You don't really touch on the other half of the timeline.

> This is the position defended by D Kyle Peone

It doesn't bolster your argument that you found some nobody to argue for a
position poorly -- even if it's a rhetorical device. You can cut this and go
straight to Heidegger with no loss of strength.

> When the Indian philosopher Surendra Nath

This really just weakens your argument by giving an easy foothold to push back
on. Yes, people frequently hide behind jokes like this but it's because the
trick works. You will waste time arguing to a wall unless you have concrete
evidence on his intent.
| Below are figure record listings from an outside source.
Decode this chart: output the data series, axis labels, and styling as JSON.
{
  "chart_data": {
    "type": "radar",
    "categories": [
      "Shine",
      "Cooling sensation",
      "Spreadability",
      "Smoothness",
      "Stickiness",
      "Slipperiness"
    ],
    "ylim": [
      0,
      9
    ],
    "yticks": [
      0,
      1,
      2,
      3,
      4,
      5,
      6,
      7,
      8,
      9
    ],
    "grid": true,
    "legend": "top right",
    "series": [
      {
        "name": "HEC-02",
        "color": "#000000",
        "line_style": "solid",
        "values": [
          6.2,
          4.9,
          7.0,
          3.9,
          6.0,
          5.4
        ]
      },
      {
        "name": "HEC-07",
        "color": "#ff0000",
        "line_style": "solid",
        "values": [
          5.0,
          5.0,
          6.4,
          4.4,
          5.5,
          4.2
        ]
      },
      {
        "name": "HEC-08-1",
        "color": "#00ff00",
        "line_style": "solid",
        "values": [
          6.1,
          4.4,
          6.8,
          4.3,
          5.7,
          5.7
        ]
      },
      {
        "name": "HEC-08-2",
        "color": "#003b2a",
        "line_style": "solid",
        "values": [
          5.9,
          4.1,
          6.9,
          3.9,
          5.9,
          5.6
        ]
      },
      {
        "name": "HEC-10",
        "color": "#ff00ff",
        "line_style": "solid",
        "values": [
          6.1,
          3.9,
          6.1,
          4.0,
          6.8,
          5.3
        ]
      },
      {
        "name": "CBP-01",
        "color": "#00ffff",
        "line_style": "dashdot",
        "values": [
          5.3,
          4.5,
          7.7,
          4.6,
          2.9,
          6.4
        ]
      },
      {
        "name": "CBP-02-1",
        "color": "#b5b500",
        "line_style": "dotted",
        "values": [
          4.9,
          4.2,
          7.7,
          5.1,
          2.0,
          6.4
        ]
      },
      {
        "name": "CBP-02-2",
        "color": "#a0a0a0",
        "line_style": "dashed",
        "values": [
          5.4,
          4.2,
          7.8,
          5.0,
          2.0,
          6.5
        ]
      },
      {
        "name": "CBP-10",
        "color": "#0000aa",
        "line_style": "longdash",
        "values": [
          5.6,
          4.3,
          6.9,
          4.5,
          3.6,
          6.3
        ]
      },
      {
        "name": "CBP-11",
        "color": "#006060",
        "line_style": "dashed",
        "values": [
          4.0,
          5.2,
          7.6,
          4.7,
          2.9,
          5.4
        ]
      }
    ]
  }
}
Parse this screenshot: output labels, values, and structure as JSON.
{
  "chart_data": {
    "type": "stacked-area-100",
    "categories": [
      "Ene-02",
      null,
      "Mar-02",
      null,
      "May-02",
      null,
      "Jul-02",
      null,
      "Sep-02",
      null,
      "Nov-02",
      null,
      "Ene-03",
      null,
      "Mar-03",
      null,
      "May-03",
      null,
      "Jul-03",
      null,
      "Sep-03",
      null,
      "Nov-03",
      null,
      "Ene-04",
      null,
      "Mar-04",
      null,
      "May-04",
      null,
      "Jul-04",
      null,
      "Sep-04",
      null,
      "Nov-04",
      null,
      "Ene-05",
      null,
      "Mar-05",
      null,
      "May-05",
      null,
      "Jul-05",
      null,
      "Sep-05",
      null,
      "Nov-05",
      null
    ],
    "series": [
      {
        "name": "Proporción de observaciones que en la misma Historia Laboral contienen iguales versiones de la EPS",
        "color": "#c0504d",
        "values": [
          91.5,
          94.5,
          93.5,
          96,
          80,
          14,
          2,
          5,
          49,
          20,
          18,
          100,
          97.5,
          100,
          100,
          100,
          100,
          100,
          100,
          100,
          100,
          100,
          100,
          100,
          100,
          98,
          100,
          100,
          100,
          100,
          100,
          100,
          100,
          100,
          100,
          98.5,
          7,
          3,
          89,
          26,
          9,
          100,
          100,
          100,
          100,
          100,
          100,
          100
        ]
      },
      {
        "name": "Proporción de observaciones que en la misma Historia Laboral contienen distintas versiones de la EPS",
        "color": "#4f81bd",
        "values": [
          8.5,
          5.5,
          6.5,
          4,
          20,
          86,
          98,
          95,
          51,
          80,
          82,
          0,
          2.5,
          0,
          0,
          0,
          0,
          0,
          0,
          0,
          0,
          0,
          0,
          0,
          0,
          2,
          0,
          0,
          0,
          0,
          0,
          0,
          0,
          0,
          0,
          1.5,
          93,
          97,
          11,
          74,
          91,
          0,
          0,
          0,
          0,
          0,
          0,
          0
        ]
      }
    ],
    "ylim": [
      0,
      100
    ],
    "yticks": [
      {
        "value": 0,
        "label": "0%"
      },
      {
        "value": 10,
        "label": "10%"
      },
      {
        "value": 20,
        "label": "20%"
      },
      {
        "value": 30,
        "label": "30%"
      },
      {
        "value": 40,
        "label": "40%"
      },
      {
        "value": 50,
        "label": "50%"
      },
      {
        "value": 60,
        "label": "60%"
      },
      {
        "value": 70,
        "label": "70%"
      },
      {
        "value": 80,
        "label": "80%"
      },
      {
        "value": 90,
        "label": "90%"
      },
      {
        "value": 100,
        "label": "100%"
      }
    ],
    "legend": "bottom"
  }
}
The best you can say is that he was rude.

> The case of Eugene Sun Park illustrates how Moore’s intellectual descendants
> are equally narrow-minded

This is a single example of a single person and you, the author, are asking us
to generalize to a huge population of philosophers. If you want to make
statements about an entire population then you need data.

> Some philosophers will grant

Who? Examples!

> To anyone who asserts that there is no philosophy outside

This is a very long paragraph that could be summed up by "Non-Western
philosophy does have valuable insights but nobody is looking." Name dropping
like this is really condescending for what could have been a really positive
paragraph showing how different cultures approach the same problems.